ZFIN ID: ZDB-PUB-160401-16
Temporal effects of Notch signaling and potential cooperation with multiple downstream effectors on adenohypophysis cell specification in zebrafish
Nakahara, Y., Muto, A., Hirabayashi, R., Sakuma, T., Yamamoto, T., Kume, S., Kikuchi, Y.
Date: 2016
Source: Genes to cells : devoted to molecular & cellular mechanisms   21(5): 492-504 (Journal)

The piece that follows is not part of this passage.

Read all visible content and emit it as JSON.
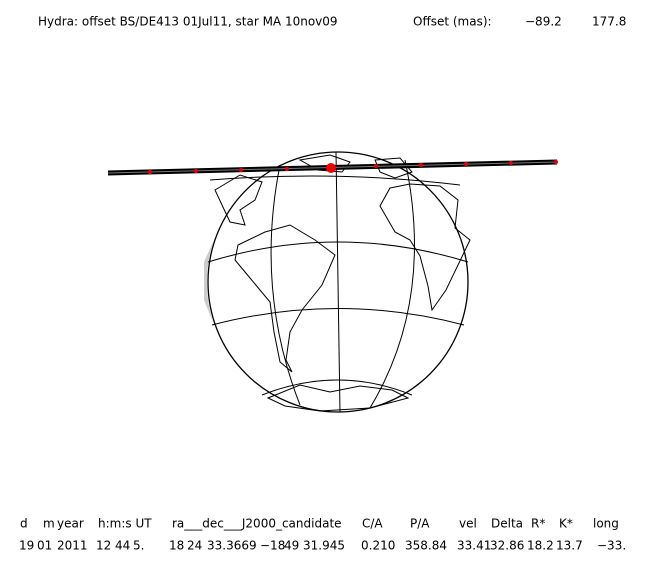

Registered Authors: Kikuchi, Yutaka
Keywords: none
MeSH Terms:
  • Animals
  • Basic Helix-Loop-Helix Transcription Factors/metabolism
  • Dibenzazepines/pharmacology
  • Embryo, Nonmammalian/cytology
  • Embryo, Nonmammalian/metabolism*
  • Pituitary Gland, Anterior/cytology
  • Pituitary Gland, Anterior/metabolism*
  • Receptors, Notch/antagonists & inhibitors
  • Receptors, Notch/metabolism
  • Repressor Proteins/metabolism
  • Signal Transduction*
  • Zebrafish/growth & development*
  • Zebrafish/metabolism
  • Zebrafish Proteins/metabolism
PubMed: 27027936 Full text @ Genes Cells
The adenohypophysis (AH) consists of six distinct types of hormone-secreting cells. In zebrafish, although proper differentiation of all AH cell types has been shown to require Notch signaling within a period of 14-16 h postfertilization (hpf), the mechanisms underlying this process remain to be elucidated. Herein, we observed using the Notch inhibitor dibenzazepine (DBZ) that Notch signaling also contributed to AH cell specification beyond 16 hpf. Specification of distinct cell types was perturbed by DBZ treatment for different time frames, suggesting that AH cells are specified by Notch-dependent and cell-type-specific mechanisms. We also found that two hes-family genes, her4.1 and hey1, were expressed in the developing AH under the influence of Notch signaling. her4.1 knockdown reduced expression of proopiomelanocortin a (pomca), growth hormone (gh), and prolactin, whereas hey1 was responsible only for gh expression. Simultaneous loss of both Her4.1 and Hey1 produced milder phenotypes than that of DBZ-treated embryos. Moreover, DBZ treatment from 18 hpf led to a significant down-regulation of both gh and pomca genes only when combined with injection of a subthreshold level of her4.1-morpholino. These observations suggest that multiple downstream effectors, including Her4.1 and Hey1, mediate Notch signaling during AH cell specification.